Flushing ice cream team takes first place at Vendy Awards
Photo courtesy Itizy
By Joe Anuta

A pair of Flushing food truck owners took home best dessert in the citywide Vendy Awards.

The Itizy Ice Cream Truck licked the competition at this year’s event, where judges and more than 1,000 hungry patrons crowned the city’s best mobile food carts Sept. 7.

“We’re honored to win. It’s like the Oscars for food trucks,” said Kenneth Chen, who runs the four-wheeled operation with his business partner, Ann Yu. “It is a really big award.”

Itizy serves up a variety of unique and truly homemade ice cream treats like hazelnut with chocolate crunch bites, Belgium dark chocolate or toasted banana. They buy their milk and cream from farmers upstate — sometimes getting their own dedicated cow — and thicken their decadent creations with eggs instead of processed chemicals.

The pair only rolled out the operation last year, and soon afterward won the Queens Economic Development Corp.’s Queens StartUP! Business Plan Competition before going on to capture the Vendy’s Best Dessert Award earlier this month.

“There are a lot of really popular trucks out there who got accepted to the Vendy’s and haven’t won,” said a humbled Chen.

But it was no easy task to get to the finish line.
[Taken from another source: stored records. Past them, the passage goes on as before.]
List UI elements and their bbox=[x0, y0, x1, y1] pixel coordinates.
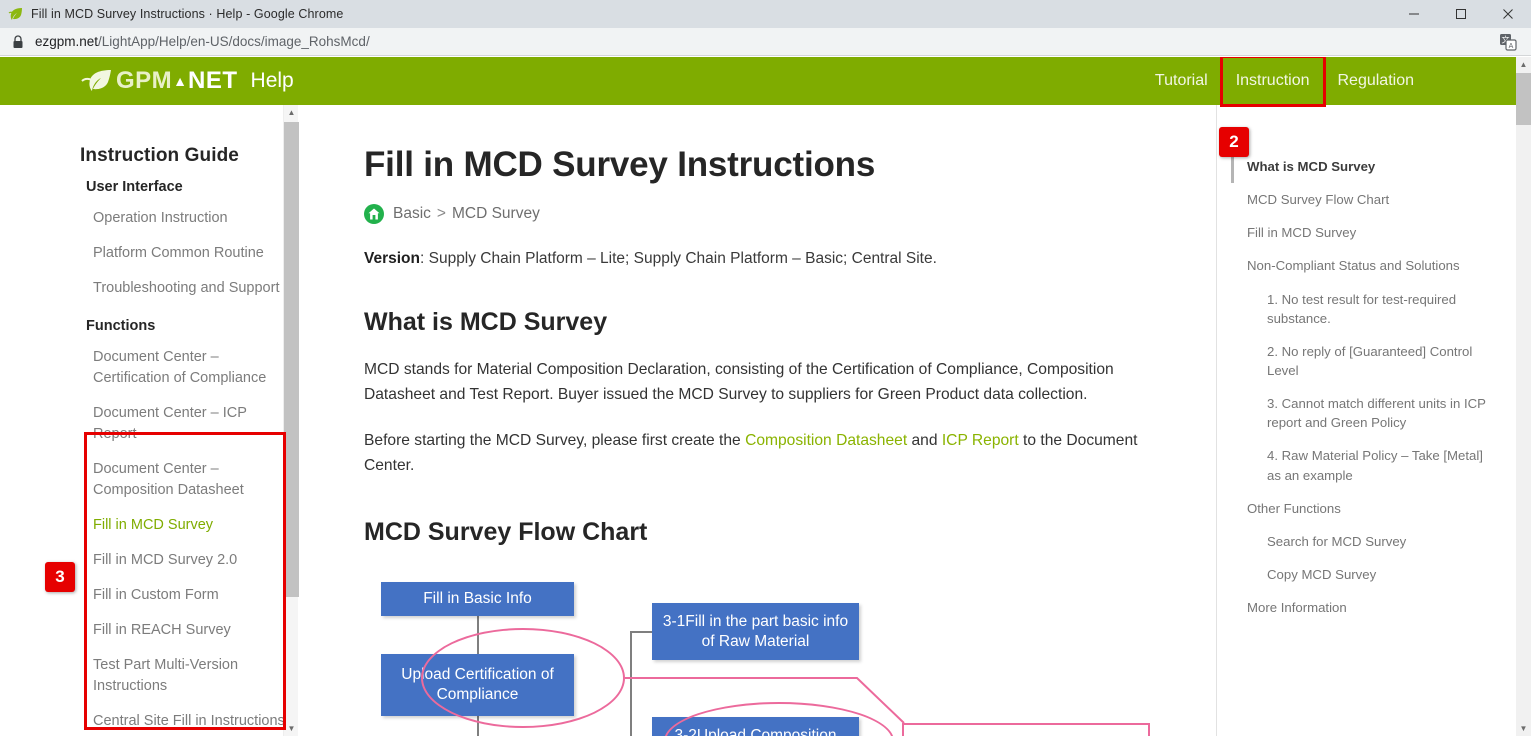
para2-mid: and bbox=[907, 431, 942, 449]
leaf-logo-icon bbox=[80, 68, 114, 94]
browser-window: Fill in MCD Survey Instructions · Help -… bbox=[0, 0, 1531, 736]
flow-connector-5 bbox=[630, 631, 652, 633]
toc-item-fill-in-mcd-survey[interactable]: Fill in MCD Survey bbox=[1231, 216, 1498, 249]
link-icp-report[interactable]: ICP Report bbox=[942, 432, 1019, 449]
page-body: Instruction Guide User Interface Operati… bbox=[0, 105, 1516, 736]
lock-icon bbox=[12, 34, 24, 49]
brand-gpm-text: GPM bbox=[116, 67, 173, 94]
annotation-badge-3: 3 bbox=[45, 562, 75, 592]
window-controls bbox=[1390, 0, 1531, 28]
page-scroll-up-icon[interactable]: ▲ bbox=[1516, 57, 1531, 72]
annotation-callout-select-files: Select the existing files from the bbox=[902, 723, 1150, 736]
tab-title: Fill in MCD Survey Instructions · Help -… bbox=[31, 7, 344, 21]
flow-connector-1 bbox=[477, 614, 479, 656]
scroll-up-icon[interactable]: ▲ bbox=[284, 105, 299, 120]
flow-chart: Fill in Basic Info Upload Certification … bbox=[364, 575, 1184, 736]
sidebar-item-fill-in-custom-form[interactable]: Fill in Custom Form bbox=[93, 578, 285, 613]
toc-item-cannot-match-units[interactable]: 3. Cannot match different units in ICP r… bbox=[1231, 387, 1498, 439]
page-scroll-down-icon[interactable]: ▼ bbox=[1516, 721, 1531, 736]
svg-text:A: A bbox=[1509, 43, 1514, 50]
browser-titlebar: Fill in MCD Survey Instructions · Help -… bbox=[0, 0, 1531, 28]
annotation-badge-2: 2 bbox=[1219, 127, 1249, 157]
toc-item-no-reply-guaranteed[interactable]: 2. No reply of [Guaranteed] Control Leve… bbox=[1231, 335, 1498, 387]
top-navigation: Tutorial Instruction Regulation bbox=[1141, 57, 1429, 107]
sidebar-group-user-interface: User Interface bbox=[86, 179, 183, 195]
address-bar[interactable]: ezgpm.net/LightApp/Help/en-US/docs/image… bbox=[0, 28, 1531, 56]
sidebar-item-troubleshooting-and-support[interactable]: Troubleshooting and Support bbox=[93, 271, 285, 306]
sidebar-item-doc-center-icp-report[interactable]: Document Center – ICP Report bbox=[93, 396, 285, 452]
site-header: GPM ▲ NET Help Tutorial Instruction Regu… bbox=[0, 57, 1516, 157]
flow-box-upload-certification[interactable]: Upload Certification of Compliance bbox=[381, 654, 574, 716]
page-scroll-thumb[interactable] bbox=[1516, 73, 1531, 125]
sidebar-item-central-site-fill-in[interactable]: Central Site Fill in Instructions bbox=[93, 704, 285, 736]
home-icon[interactable] bbox=[364, 204, 384, 224]
paragraph-before-starting: Before starting the MCD Survey, please f… bbox=[364, 428, 1154, 479]
flow-connector-4 bbox=[630, 631, 632, 736]
url-host: ezgpm.net bbox=[35, 34, 99, 49]
nav-item-instruction[interactable]: Instruction bbox=[1219, 57, 1326, 107]
brand-help-text: Help bbox=[250, 69, 294, 92]
page-title: Fill in MCD Survey Instructions bbox=[364, 145, 876, 184]
paragraph-what-is-mcd: MCD stands for Material Composition Decl… bbox=[364, 361, 1114, 404]
close-button[interactable] bbox=[1484, 0, 1531, 28]
flow-box-3-2-upload-composition[interactable]: 3-2Upload Composition Datasheet bbox=[652, 717, 859, 736]
flow-box-3-1-part-basic-info[interactable]: 3-1Fill in the part basic info of Raw Ma… bbox=[652, 603, 859, 660]
toc-item-copy-mcd-survey[interactable]: Copy MCD Survey bbox=[1231, 558, 1498, 591]
breadcrumb-item-mcd-survey[interactable]: MCD Survey bbox=[452, 205, 540, 223]
sidebar-item-test-part-multi-version[interactable]: Test Part Multi-Version Instructions bbox=[93, 648, 285, 704]
sidebar-scrollbar[interactable]: ▲ ▼ bbox=[283, 105, 299, 736]
nav-item-tutorial[interactable]: Tutorial bbox=[1141, 57, 1222, 105]
breadcrumb: Basic > MCD Survey bbox=[364, 204, 1204, 224]
toc-item-other-functions[interactable]: Other Functions bbox=[1231, 492, 1498, 525]
toc-item-what-is-mcd-survey[interactable]: What is MCD Survey bbox=[1231, 150, 1498, 183]
sidebar-item-doc-center-composition-datasheet[interactable]: Document Center – Composition Datasheet bbox=[93, 452, 285, 508]
left-sidebar: Instruction Guide User Interface Operati… bbox=[0, 105, 300, 736]
toc-item-mcd-survey-flow-chart[interactable]: MCD Survey Flow Chart bbox=[1231, 183, 1498, 216]
sidebar-item-operation-instruction[interactable]: Operation Instruction bbox=[93, 201, 285, 236]
translate-icon[interactable]: 文 A bbox=[1499, 33, 1517, 51]
sidebar-scroll-thumb[interactable] bbox=[284, 122, 299, 597]
scroll-down-icon[interactable]: ▼ bbox=[284, 721, 299, 736]
version-label: Version bbox=[364, 250, 420, 267]
sidebar-item-doc-center-certification[interactable]: Document Center – Certification of Compl… bbox=[93, 340, 285, 396]
version-value: : Supply Chain Platform – Lite; Supply C… bbox=[420, 250, 937, 267]
leaf-icon bbox=[8, 6, 24, 22]
triangle-icon: ▲ bbox=[173, 73, 188, 89]
url-path: /LightApp/Help/en-US/docs/image_RohsMcd/ bbox=[98, 34, 370, 49]
toc-item-more-information[interactable]: More Information bbox=[1231, 591, 1498, 624]
right-toc: What is MCD Survey MCD Survey Flow Chart… bbox=[1216, 105, 1516, 736]
toc-item-no-test-result[interactable]: 1. No test result for test-required subs… bbox=[1231, 283, 1498, 335]
para2-before: Before starting the MCD Survey, please f… bbox=[364, 431, 746, 449]
breadcrumb-separator: > bbox=[436, 205, 446, 222]
sidebar-item-platform-common-routine[interactable]: Platform Common Routine bbox=[93, 236, 285, 271]
sidebar-group-functions: Functions bbox=[86, 318, 156, 335]
version-line: Version: Supply Chain Platform – Lite; S… bbox=[364, 250, 1204, 268]
site-logo[interactable]: GPM ▲ NET Help bbox=[80, 67, 294, 95]
minimize-button[interactable] bbox=[1390, 0, 1437, 28]
url-text: ezgpm.net/LightApp/Help/en-US/docs/image… bbox=[35, 34, 370, 49]
flow-connector-2 bbox=[477, 716, 479, 736]
page-scrollbar[interactable]: ▲ ▼ bbox=[1516, 57, 1531, 736]
brand-net-text: NET bbox=[188, 67, 238, 94]
flow-box-fill-in-basic-info[interactable]: Fill in Basic Info bbox=[381, 582, 574, 616]
nav-item-regulation[interactable]: Regulation bbox=[1324, 57, 1429, 105]
link-composition-datasheet[interactable]: Composition Datasheet bbox=[745, 432, 907, 449]
sidebar-item-fill-in-mcd-survey[interactable]: Fill in MCD Survey bbox=[93, 508, 285, 543]
main-content: Fill in MCD Survey Instructions Basic > … bbox=[300, 105, 1204, 736]
section-title-what-is-mcd-survey: What is MCD Survey bbox=[364, 308, 608, 336]
page-viewport: GPM ▲ NET Help Tutorial Instruction Regu… bbox=[0, 57, 1531, 736]
breadcrumb-item-basic[interactable]: Basic bbox=[393, 205, 431, 223]
sidebar-item-fill-in-reach-survey[interactable]: Fill in REACH Survey bbox=[93, 613, 285, 648]
sidebar-item-fill-in-mcd-survey-20[interactable]: Fill in MCD Survey 2.0 bbox=[93, 543, 285, 578]
toc-item-search-for-mcd-survey[interactable]: Search for MCD Survey bbox=[1231, 525, 1498, 558]
section-title-mcd-survey-flow-chart: MCD Survey Flow Chart bbox=[364, 518, 648, 546]
toc-item-raw-material-policy[interactable]: 4. Raw Material Policy – Take [Metal] as… bbox=[1231, 439, 1498, 491]
toc-item-non-compliant-status[interactable]: Non-Compliant Status and Solutions bbox=[1231, 249, 1498, 282]
maximize-button[interactable] bbox=[1437, 0, 1484, 28]
sidebar-title: Instruction Guide bbox=[80, 145, 239, 166]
The road to the winner’s circle started when the Vendy competition accepted public nominations for the best food trucks throughout the five boroughs. Itizy’s strong following naturally stepped up to the plate to get them into the contest. After the slate on nominees had been chosen, the food vendors all congregated on competition day to try and wow judges and anyone lucky enough to score a ticket to the event.

“It was definitely very challenging, just because of the volume of people,” Chen said.

He and Yu had to fortify their usual work force with family and friends to sling their treats as fast as possible over a four-hour period, when the line never dipped under 40 people.

The Vendy Awards is run by the nonprofit Urban Justice Center’s Street Vendor Project, which seeks to help struggling street vendors navigate increasing city red tape and educate entrepreneurs about their legal rights.

As the weather gets colder, the Itizy Ice Cream Truck will probably wind down operations ahead of winter, when Chen and Yu will take a much-needed vacation and strategize on expanding the business.

Options could include wholesale or catering, but whatever the duo think up, ice cream lovers can be sure they have not heard the last of Itizy.